Scientists defend biological reality: male and female

Two University academics have called for an emphasis on biological reality, rather than a gender fluid ideology when it comes to binary sex definitions.

Evolutionary biologist, Colin Wright, from Penn State University and developmental biologist Emma Hilton from the University of Manchester write,

It’s one thing to claim that a man can identify as a woman or vice versa. Increasingly, we see a dangerous and anti-scientific trend towards the outright denial of biological sex.

In humans, reproductive anatomy is unambiguously male or female at birth more than 99.98 per cent of the time.

No third type of sex cell exists in humans, and therefore there is no sex spectrum or additional sexes beyond male and female. Sex is binary.

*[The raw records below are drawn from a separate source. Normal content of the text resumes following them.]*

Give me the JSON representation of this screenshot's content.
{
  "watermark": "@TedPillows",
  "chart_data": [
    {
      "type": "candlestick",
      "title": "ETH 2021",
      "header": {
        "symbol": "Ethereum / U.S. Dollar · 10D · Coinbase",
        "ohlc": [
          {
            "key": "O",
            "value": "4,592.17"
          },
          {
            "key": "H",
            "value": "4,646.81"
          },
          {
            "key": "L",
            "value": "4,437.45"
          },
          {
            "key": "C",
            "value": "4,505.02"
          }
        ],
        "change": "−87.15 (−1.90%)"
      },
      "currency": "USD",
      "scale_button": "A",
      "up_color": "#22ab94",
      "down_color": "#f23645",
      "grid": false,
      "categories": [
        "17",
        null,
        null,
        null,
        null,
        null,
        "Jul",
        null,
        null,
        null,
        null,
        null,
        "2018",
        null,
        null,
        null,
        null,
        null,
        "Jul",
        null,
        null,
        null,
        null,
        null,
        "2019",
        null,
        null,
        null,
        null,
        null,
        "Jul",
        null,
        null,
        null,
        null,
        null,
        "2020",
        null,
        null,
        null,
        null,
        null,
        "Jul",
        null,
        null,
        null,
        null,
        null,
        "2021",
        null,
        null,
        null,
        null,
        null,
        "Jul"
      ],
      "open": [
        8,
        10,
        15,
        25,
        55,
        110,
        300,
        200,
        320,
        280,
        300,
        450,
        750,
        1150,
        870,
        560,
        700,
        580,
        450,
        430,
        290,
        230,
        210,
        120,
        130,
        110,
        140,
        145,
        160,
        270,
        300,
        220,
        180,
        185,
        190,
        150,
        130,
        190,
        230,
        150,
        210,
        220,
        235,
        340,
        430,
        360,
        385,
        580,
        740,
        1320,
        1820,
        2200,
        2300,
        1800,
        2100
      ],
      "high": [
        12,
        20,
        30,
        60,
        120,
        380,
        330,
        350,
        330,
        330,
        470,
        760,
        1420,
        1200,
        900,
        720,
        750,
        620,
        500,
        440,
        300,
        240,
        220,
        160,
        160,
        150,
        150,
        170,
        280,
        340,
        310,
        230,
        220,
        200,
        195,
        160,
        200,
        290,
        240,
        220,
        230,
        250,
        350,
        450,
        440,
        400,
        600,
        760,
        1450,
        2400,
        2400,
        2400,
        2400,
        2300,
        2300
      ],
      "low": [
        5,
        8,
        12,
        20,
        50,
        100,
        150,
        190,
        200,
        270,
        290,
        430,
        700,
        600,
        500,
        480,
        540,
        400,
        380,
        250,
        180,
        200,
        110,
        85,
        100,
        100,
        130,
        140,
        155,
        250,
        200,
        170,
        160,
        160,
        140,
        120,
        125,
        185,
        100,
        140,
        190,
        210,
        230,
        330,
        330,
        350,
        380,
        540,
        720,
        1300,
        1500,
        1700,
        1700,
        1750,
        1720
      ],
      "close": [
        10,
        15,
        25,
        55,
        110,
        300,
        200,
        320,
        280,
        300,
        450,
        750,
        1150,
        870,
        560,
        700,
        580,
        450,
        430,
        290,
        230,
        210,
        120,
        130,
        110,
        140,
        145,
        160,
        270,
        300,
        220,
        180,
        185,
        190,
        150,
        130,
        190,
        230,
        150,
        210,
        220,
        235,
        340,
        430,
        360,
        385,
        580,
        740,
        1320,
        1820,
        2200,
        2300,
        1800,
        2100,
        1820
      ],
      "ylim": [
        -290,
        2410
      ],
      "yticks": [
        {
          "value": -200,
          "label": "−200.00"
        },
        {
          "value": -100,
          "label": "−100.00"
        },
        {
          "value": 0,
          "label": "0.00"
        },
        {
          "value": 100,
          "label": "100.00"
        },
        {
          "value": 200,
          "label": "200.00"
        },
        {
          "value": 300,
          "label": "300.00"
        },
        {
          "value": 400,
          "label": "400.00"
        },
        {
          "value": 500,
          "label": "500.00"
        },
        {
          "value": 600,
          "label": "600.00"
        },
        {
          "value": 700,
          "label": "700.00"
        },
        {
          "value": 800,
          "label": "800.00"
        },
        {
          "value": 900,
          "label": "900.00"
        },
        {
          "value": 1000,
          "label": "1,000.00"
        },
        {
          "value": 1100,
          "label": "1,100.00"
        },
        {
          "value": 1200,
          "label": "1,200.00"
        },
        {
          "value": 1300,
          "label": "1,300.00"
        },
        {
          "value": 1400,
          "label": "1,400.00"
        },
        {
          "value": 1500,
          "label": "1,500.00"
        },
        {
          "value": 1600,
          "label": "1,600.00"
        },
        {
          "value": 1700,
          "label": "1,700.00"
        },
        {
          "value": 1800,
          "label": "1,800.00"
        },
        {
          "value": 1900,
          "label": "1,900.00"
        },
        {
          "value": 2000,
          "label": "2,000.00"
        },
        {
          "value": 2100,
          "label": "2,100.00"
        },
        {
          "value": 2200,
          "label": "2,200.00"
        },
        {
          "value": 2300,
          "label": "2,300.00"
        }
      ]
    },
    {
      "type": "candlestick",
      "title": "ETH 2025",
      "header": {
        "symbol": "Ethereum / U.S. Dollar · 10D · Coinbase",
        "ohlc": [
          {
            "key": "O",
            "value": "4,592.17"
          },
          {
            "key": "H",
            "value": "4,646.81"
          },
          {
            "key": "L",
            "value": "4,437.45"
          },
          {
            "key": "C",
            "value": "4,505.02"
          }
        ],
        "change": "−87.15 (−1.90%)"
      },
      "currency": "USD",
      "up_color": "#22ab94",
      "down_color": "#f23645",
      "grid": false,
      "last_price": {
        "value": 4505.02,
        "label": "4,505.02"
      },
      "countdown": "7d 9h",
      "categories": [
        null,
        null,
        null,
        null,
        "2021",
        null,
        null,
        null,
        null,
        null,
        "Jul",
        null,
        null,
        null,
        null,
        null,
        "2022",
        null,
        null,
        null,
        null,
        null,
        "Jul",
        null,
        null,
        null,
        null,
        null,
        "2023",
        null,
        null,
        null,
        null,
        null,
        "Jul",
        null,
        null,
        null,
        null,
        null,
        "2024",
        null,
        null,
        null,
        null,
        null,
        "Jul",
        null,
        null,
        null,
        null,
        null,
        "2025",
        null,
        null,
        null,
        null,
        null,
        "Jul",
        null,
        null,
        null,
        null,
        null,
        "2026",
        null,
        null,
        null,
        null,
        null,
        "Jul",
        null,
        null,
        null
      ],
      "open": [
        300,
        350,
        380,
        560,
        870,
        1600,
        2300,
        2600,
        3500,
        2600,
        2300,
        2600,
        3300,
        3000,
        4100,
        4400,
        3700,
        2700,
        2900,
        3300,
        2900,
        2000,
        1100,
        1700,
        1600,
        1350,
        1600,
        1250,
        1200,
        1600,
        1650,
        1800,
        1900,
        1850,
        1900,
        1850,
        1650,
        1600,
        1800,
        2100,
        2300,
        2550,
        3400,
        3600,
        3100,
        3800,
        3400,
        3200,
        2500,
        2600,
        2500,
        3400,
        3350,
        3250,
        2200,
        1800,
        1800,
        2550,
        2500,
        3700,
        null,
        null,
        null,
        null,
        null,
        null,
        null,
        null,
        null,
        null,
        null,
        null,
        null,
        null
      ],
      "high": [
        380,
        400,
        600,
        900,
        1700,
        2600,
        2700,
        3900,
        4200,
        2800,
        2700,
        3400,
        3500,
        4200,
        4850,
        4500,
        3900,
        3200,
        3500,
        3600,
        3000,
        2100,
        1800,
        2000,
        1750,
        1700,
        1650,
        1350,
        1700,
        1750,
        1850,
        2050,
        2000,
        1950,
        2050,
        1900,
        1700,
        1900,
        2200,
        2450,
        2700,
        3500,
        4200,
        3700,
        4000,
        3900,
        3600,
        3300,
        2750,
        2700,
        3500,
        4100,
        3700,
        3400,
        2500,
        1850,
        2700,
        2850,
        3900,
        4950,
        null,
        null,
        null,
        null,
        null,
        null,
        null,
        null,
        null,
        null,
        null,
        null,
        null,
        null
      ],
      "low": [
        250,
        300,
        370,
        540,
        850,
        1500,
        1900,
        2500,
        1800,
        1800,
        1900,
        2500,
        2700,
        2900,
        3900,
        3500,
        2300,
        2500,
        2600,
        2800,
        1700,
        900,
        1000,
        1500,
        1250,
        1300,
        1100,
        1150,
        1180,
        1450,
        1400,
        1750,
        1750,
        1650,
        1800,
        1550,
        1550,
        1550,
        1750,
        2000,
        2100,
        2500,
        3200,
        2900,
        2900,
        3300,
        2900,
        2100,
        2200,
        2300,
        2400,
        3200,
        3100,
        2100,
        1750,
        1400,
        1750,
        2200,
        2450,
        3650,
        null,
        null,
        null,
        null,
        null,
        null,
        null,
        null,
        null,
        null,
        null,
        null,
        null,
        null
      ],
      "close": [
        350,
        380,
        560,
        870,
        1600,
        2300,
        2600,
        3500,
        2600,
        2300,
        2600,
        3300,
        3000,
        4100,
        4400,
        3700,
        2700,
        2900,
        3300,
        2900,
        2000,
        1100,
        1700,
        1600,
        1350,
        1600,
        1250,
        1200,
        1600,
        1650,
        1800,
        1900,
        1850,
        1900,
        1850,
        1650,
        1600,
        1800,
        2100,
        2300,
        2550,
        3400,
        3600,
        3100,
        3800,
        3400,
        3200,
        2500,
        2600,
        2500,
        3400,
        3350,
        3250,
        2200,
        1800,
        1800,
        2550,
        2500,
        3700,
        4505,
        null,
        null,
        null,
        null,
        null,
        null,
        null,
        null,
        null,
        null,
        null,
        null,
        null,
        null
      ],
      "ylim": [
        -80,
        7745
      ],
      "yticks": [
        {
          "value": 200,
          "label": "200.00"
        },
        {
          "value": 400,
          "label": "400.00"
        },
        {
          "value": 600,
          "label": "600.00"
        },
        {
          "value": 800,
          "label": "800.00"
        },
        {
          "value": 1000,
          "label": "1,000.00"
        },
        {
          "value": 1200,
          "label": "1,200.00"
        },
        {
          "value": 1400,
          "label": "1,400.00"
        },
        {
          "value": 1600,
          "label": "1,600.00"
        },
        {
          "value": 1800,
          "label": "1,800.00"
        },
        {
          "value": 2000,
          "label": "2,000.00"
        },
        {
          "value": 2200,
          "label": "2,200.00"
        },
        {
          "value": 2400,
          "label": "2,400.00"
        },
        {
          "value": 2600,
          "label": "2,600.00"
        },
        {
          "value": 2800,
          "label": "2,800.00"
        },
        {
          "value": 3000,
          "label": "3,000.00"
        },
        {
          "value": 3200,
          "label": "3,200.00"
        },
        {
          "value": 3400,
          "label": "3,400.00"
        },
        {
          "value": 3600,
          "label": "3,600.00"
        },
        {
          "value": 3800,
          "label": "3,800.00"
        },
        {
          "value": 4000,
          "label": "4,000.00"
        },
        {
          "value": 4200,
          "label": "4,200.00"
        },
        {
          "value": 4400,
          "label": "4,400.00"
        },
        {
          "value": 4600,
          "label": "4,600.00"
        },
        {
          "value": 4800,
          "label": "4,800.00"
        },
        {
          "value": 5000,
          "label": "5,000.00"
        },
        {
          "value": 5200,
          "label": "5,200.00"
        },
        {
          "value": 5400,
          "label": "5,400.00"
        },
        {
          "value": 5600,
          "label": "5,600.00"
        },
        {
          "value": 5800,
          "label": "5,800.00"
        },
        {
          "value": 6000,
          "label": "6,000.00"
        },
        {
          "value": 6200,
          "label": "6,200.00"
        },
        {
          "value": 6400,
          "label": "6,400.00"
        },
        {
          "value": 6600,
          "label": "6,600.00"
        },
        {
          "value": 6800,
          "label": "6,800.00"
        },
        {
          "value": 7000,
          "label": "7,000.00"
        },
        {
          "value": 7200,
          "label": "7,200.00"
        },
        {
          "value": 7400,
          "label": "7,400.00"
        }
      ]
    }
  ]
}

They acknowledge that there are intersex individuals who display both male and female characteristics, but that “they are neither a third sex nor proof that sex is a spectrum or a social construct.”

The scientists declare that denying biological reality and supplanting it with a gender fluid ideology poses serious human rights concerns for vulnerable groups. They point out biology, not ideology, is essential for protecting women, homosexuals and children.

Women’s issues and spaces, places in sport and equality in the workplace depend on biological definitions of sex.

Homosexuality can only be defined by biology and becomes meaningless if gender is fluid.

Regarding the important issue of children they say,

Those most vulnerable to sex denialism are children. When they’re taught that sex is grounded in identity instead of biology, sex categories can easily become conflated with regressive stereotypes of masculinity and femininity. Masculine girls and feminine boys may become confused about their own sex. The dramatic rise of “gender dysphoric” adolescents — especially young girls — in clinics likely reflects this new cultural confusion.

As scientists, their final appeal is powerful and must be heeded,

The time for politeness on this issue has passed. Biologists and medical professionals need to stand up for the empirical reality of biological sex. When authoritative scientific institutions ignore or deny empirical fact in the name of social accommodation, it is an egregious betrayal to the scientific community they represent. It undermines public trust in science, and it is dangerously harmful to those most vulnerable.